Uma vez entregue o recurso à Câmara, ele vai primeiro para a Mesa Diretora, a quem cabe a tarefa burocrática de numerá-lo e encaminhá-lo à comissão. Pelo regimento, o prazo normalmente é de duas sessões, mas vai depender do presidente em exercício, Waldir Maranhão (PP-MA).

A partir do recebimento na comissão, começa a contar o prazo para o relator, ainda a ser designado, apresentar um parecer. Cabe ainda pedido de vista, que é um prazo extra de duas sessões para os deputados analisarem o relatório. Apenas depois disso é que o parecer sobre o recurso poderá ser votado.

A estimativa de Serraglio é que a análise do recurso da defesa de Cunha aconteça até o fim de junho. Para o relator no Conselho de Ética, Marcos Rogério (DEM-RO), porém, esses prazos poderão se estender até meados de julho.

A comissão poderá analisar somente os procedimentos realizados durante o processo e não poderá se pronunciar sobre o mérito do que foi decidido no conselho. Em tese, porém, se a comissão entender que, em algum momento, o rito previsto no Código de Ética e no Regimento Interno da Câmara foram desrespeitados, a CCJ poderá eventualmente decidir que determinada etapa terá que ser refeita.

Marcos Rogério sustenta que apenas um “vício formal absoluto” teria força para reabrir o caso no Conselho de Ética, o que, na avaliação dele, não há. Segundo o relator, uma das possibilidades seria contestar a nomeação dele para a relatoria – algo que a defesa de Cunha já questionou em outro momento do processo.

A alegação da defesa é que o DEM, partido atual do Marcos Rogério, fez parte do mesmo bloco que o PMDB no início da legislatura. Pelo Código de Ética, não pode assumir a relatoria o deputado que integrar partido ou bloco do representado.
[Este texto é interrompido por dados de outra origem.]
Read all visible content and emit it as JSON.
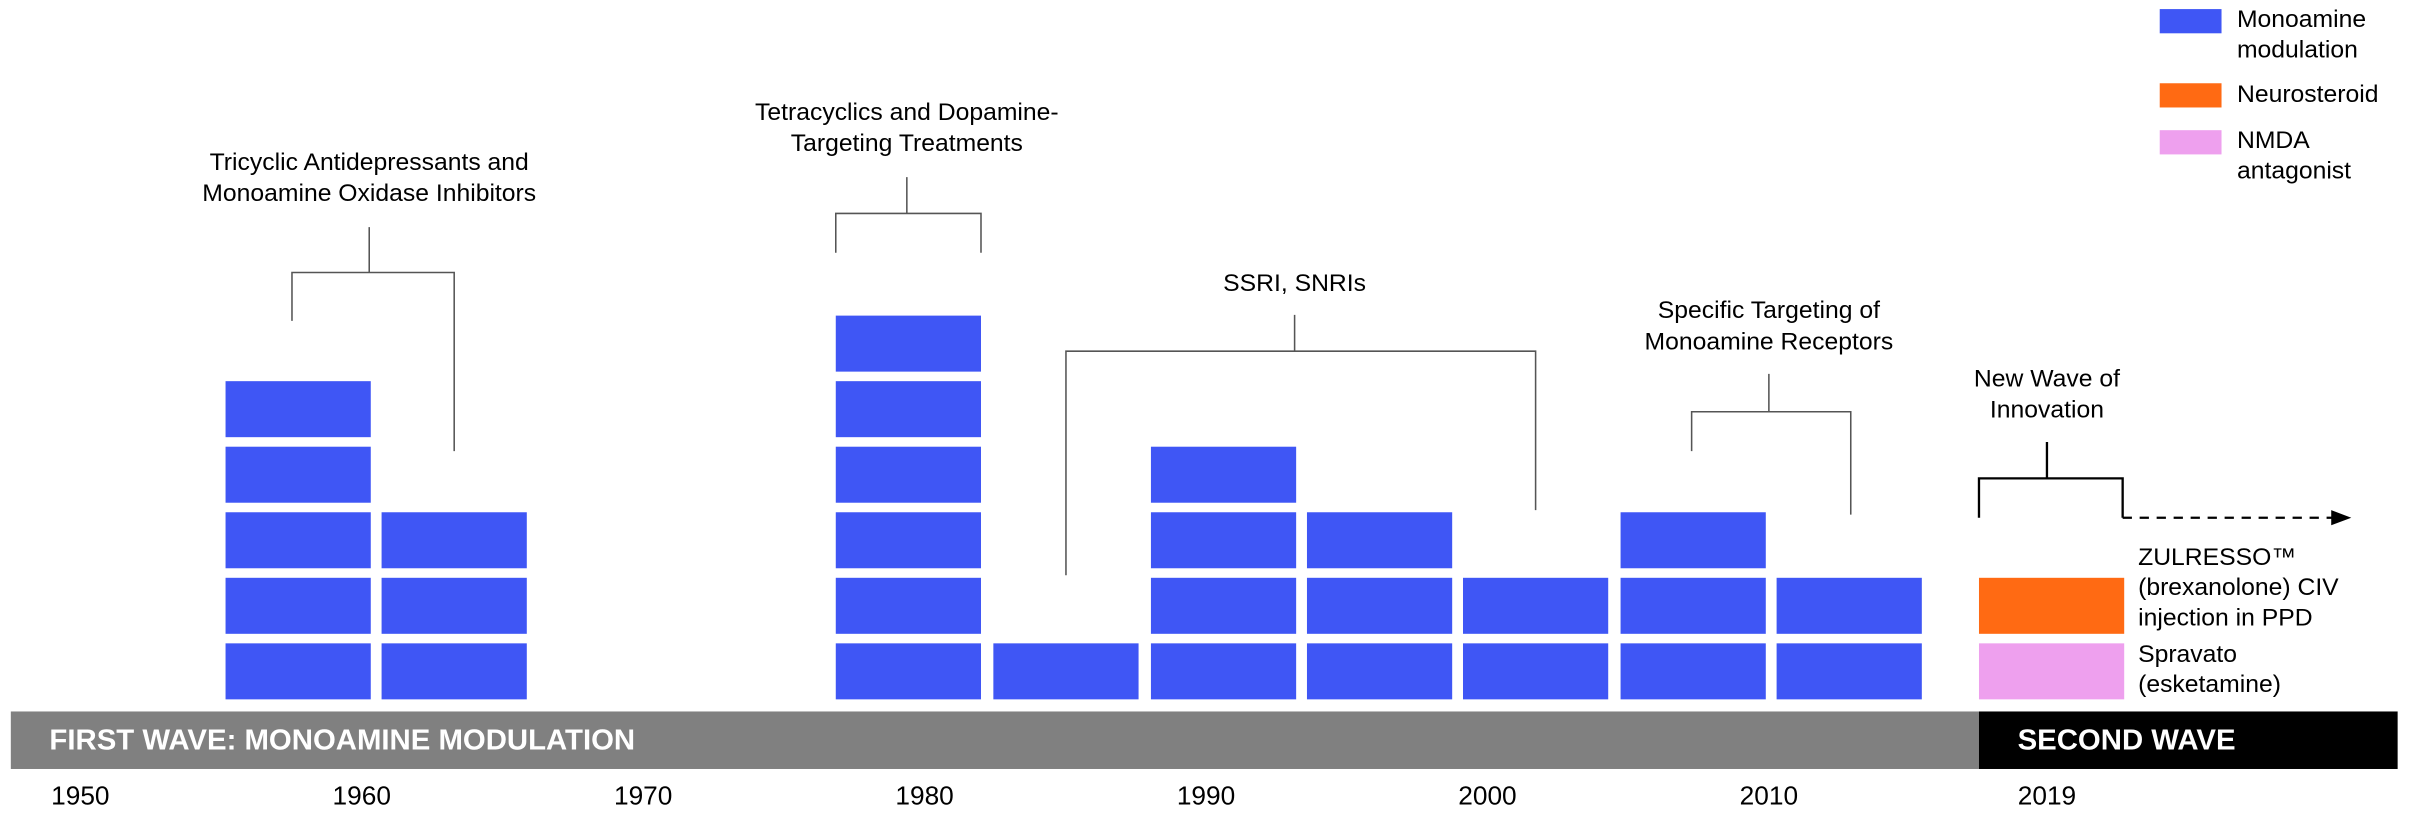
{
  "chart_data": {
    "type": "bar",
    "stacked": true,
    "categories": [
      null,
      null,
      null,
      null,
      null,
      null,
      null,
      null,
      null,
      null
    ],
    "series": [
      {
        "name": "Monoamine modulation",
        "color": "#3f56f5",
        "values": [
          5,
          3,
          6,
          1,
          4,
          3,
          2,
          3,
          2,
          0
        ]
      },
      {
        "name": "NMDA antagonist",
        "color": "#eea0ee",
        "values": [
          0,
          0,
          0,
          0,
          0,
          0,
          0,
          0,
          0,
          1
        ]
      },
      {
        "name": "Neurosteroid",
        "color": "#ff6a13",
        "values": [
          0,
          0,
          0,
          0,
          0,
          0,
          0,
          0,
          0,
          1
        ]
      }
    ],
    "legend_order": [
      "Monoamine modulation",
      "Neurosteroid",
      "NMDA antagonist"
    ],
    "xticks": [
      1950,
      1960,
      1970,
      1980,
      1990,
      2000,
      2010,
      2019
    ],
    "annotations": [
      {
        "lines": [
          "Tricyclic Antidepressants and",
          "Monoamine Oxidase Inhibitors"
        ]
      },
      {
        "lines": [
          "Tetracyclics and Dopamine-",
          "Targeting Treatments"
        ]
      },
      {
        "lines": [
          "SSRI, SNRIs"
        ]
      },
      {
        "lines": [
          "Specific Targeting of",
          "Monoamine Receptors"
        ]
      },
      {
        "lines": [
          "New Wave of",
          "Innovation"
        ]
      }
    ],
    "block_labels": [
      {
        "lines": [
          "ZULRESSO™",
          "(brexanolone) CIV",
          "injection in PPD"
        ]
      },
      {
        "lines": [
          "Spravato",
          "(esketamine)"
        ]
      }
    ],
    "bands": [
      "FIRST WAVE:  MONOAMINE MODULATION",
      "SECOND WAVE"
    ]
  }
}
Marcos Rogério rebate esse argumento afirmando que, quando ele foi designado relator, pertencia ao PDT e atualmente continua ocupando a vaga do PDT no Conselho de Ética. Além disso, ele sustenta que trocou de partido durante a janela partidária, período em que a migração era autorizada sem punição como a perda de mandato, e que o decreto da Câmara que tratou disso especifica que essa mudança não afeta o Conselho de Ética.